L'IoT, objectif Lune

L'IoT, objectif Lune Derrière la mission Artémis I, l'IoT prend aussi son envol dans l'exploration spatiale en intervenant à plusieurs niveaux. Explications.

Le décollage de la fusée SLS dans le cadre de la mission Artemis I, qui a pour objectif de préparer le retour d'astronautes sur la Lune d'ici 2025, a attiré tous les regards le 16 novembre dernier. Lors de cet événement, le rôle de l'IoT est resté dans l'ombre, alors que la technologie prend une place majeure dans l'exploration spatiale. "Nous sommes à un tournant car nous sommes en train de valider les technologies qui fonctionnent dans le spatial", affirme David Mimoun, professeur en systèmes spatiaux et science planétaire à l'ISAE-Supaero (l'Institut supérieur de l'aéronautique et de l'espace) de Toulouse et co-investigateur de la mission InSight de la Nasa sur Mars. L'IoT intervient à différents niveaux, que ce soit dans la prise de mesure des missions scientifiques, dans les télécoms ou dans les projets d'installation lunaire.
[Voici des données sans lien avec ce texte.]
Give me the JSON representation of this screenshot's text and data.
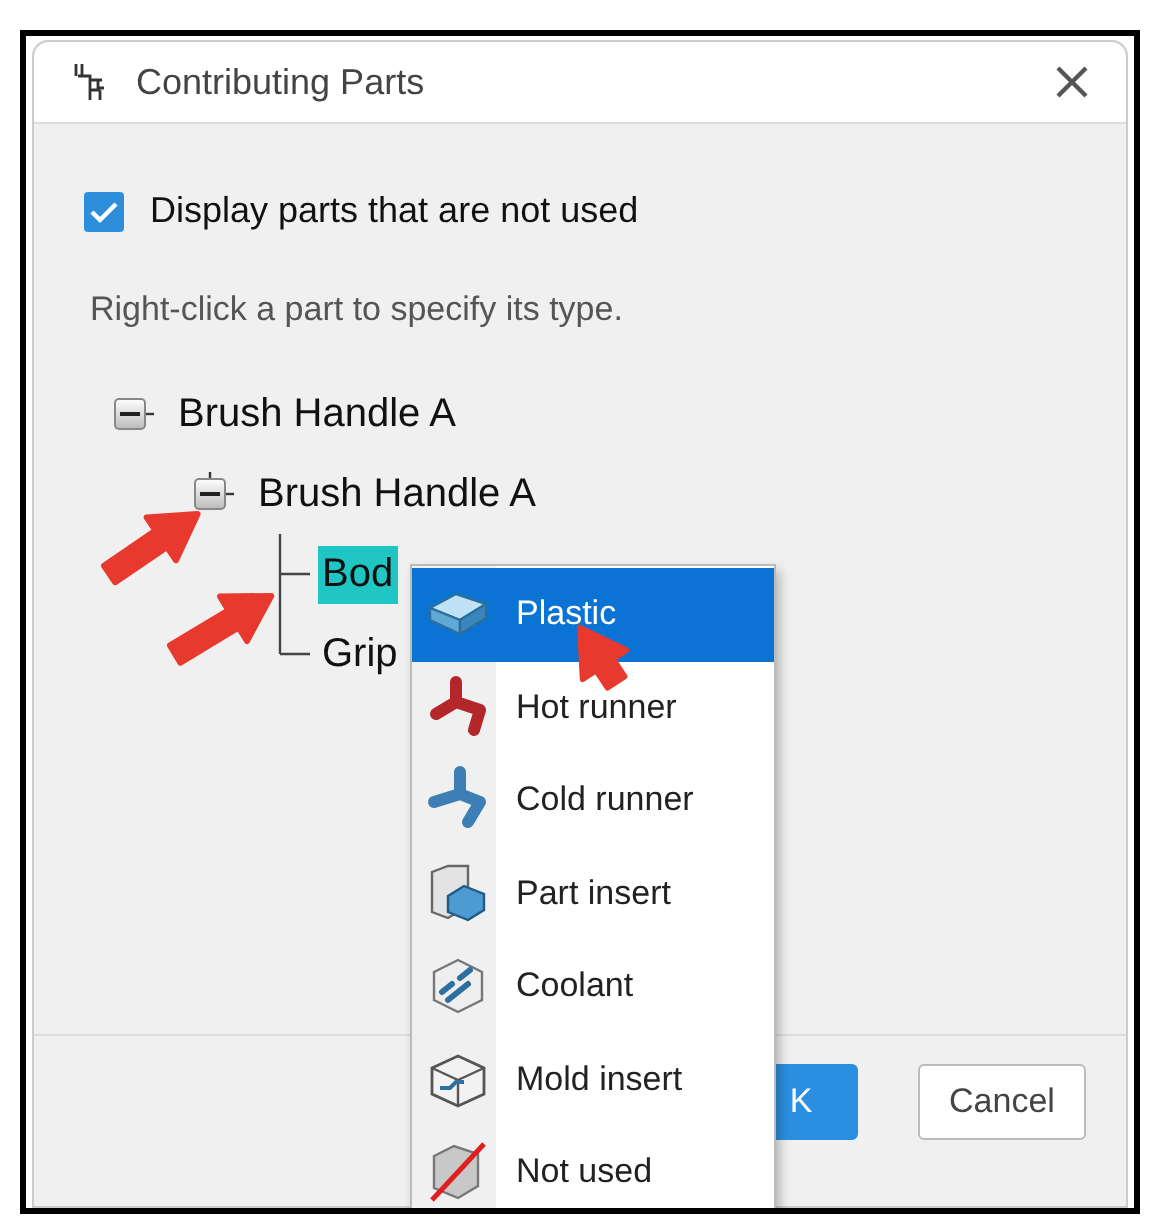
{
  "window": {
    "title": "Contributing Parts"
  },
  "checkbox": {
    "label": "Display parts that are not used",
    "checked": true
  },
  "hint": "Right-click a part to specify its type.",
  "tree": [
    {
      "label": "Brush Handle A",
      "expanded": true,
      "selected": false,
      "children": [
        {
          "label": "Brush Handle A",
          "expanded": true,
          "selected": false,
          "children": [
            {
              "label": "Bod",
              "selected": true
            },
            {
              "label": "Grip",
              "selected": false
            }
          ]
        }
      ]
    }
  ],
  "context_menu": {
    "items": [
      {
        "label": "Plastic",
        "kind": "plastic",
        "selected": true
      },
      {
        "label": "Hot runner",
        "kind": "hot_runner",
        "selected": false
      },
      {
        "label": "Cold runner",
        "kind": "cold_runner",
        "selected": false
      },
      {
        "label": "Part insert",
        "kind": "part_insert",
        "selected": false
      },
      {
        "label": "Coolant",
        "kind": "coolant",
        "selected": false
      },
      {
        "label": "Mold insert",
        "kind": "mold_insert",
        "selected": false
      },
      {
        "label": "Not used",
        "kind": "not_used",
        "selected": false
      }
    ]
  },
  "buttons": [
    {
      "label": "K",
      "kind": "primary"
    },
    {
      "label": "Cancel",
      "kind": "secondary"
    }
  ]
}
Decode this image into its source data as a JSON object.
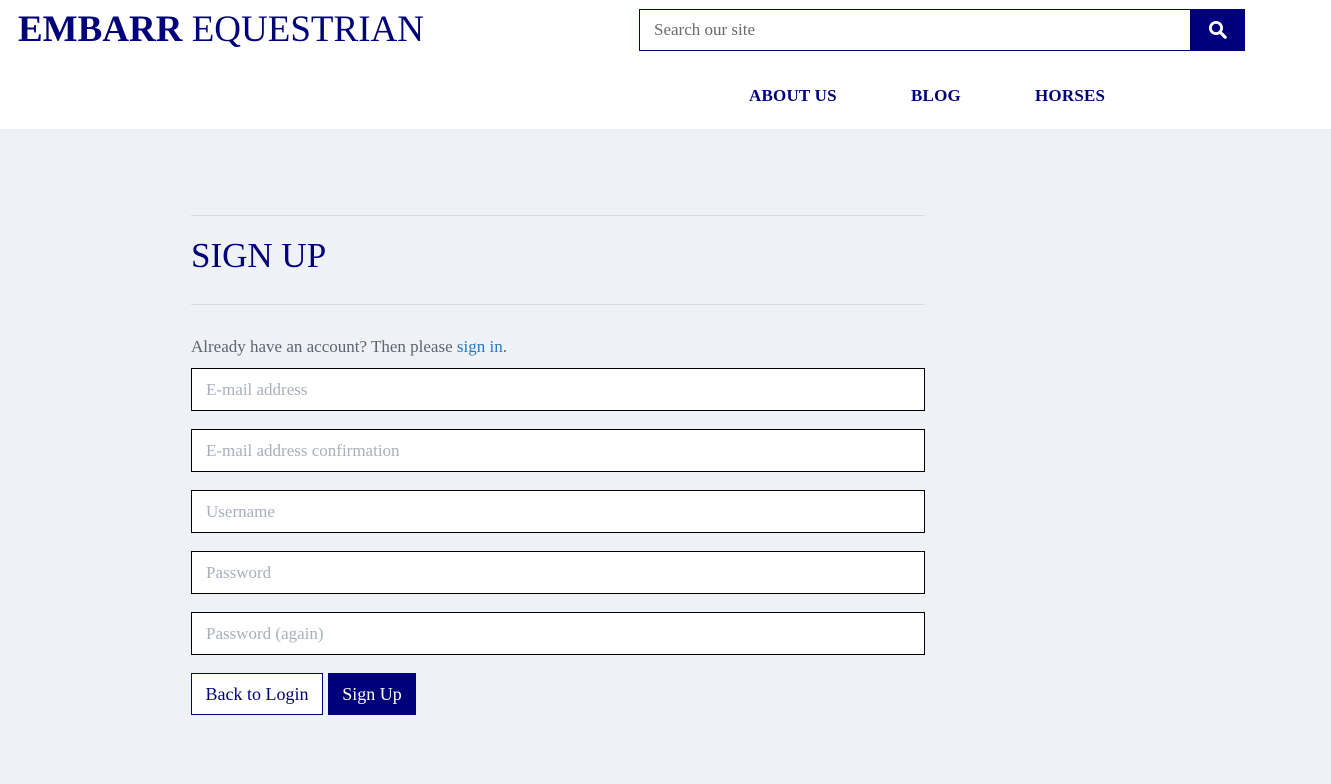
{
  "header": {
    "logo_bold": "EMBARR",
    "logo_rest": " EQUESTRIAN",
    "search_placeholder": "Search our site",
    "search_icon": "search-icon"
  },
  "nav": {
    "items": [
      {
        "label": "ABOUT US"
      },
      {
        "label": "BLOG"
      },
      {
        "label": "HORSES"
      }
    ]
  },
  "signup": {
    "title": "SIGN UP",
    "already_text": "Already have an account? Then please ",
    "sign_in_link": "sign in",
    "already_suffix": ".",
    "fields": {
      "email_placeholder": "E-mail address",
      "email_confirm_placeholder": "E-mail address confirmation",
      "username_placeholder": "Username",
      "password_placeholder": "Password",
      "password_again_placeholder": "Password (again)"
    },
    "back_button": "Back to Login",
    "signup_button": "Sign Up"
  },
  "colors": {
    "brand": "#00007a",
    "background": "#eef1f6",
    "link": "#2b78c2"
  }
}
Dans l'exploration spatiale déjà, la technologie sert à comprendre et vérifier le fonctionnement des appareils. L'IoT est depuis longtemps déjà associé à la robotique car les capteurs sont fixés à des rovers afin d'effectuer des mesures pendant les missions scientifiques, comme l'analyse de composition du sol ou de l'atmosphère. Par exemple, Ingenuity est un drone sous forme d'hélicoptère, intégré au rover, qui survole Mars et prend des photos de son panorama grâce à ses caméras. Le robot Persévérance, avec ses 28 capteurs, est lui-même considéré comme un gros IoT. Mais cette année, l'utilisation de la technologie a pris de l'ampleur : "Il n'y a jamais eu autant de capteurs déployés que sur la fusée SLS. L'objectif est de mieux comprendre son comportement. Grâce à la technologie, nous pourrons avoir une fusée autonome à partir de son lancement jusqu'à ce que le module habité soit réceptionné sur Terre, après avoir fait le tour de la Lune. Cela n'a jamais été fait", assure Djamel Metmati, ingénieur chez Thalès. Le but est de se servir des missions lunaires pour préparer le vol habité vers Mars.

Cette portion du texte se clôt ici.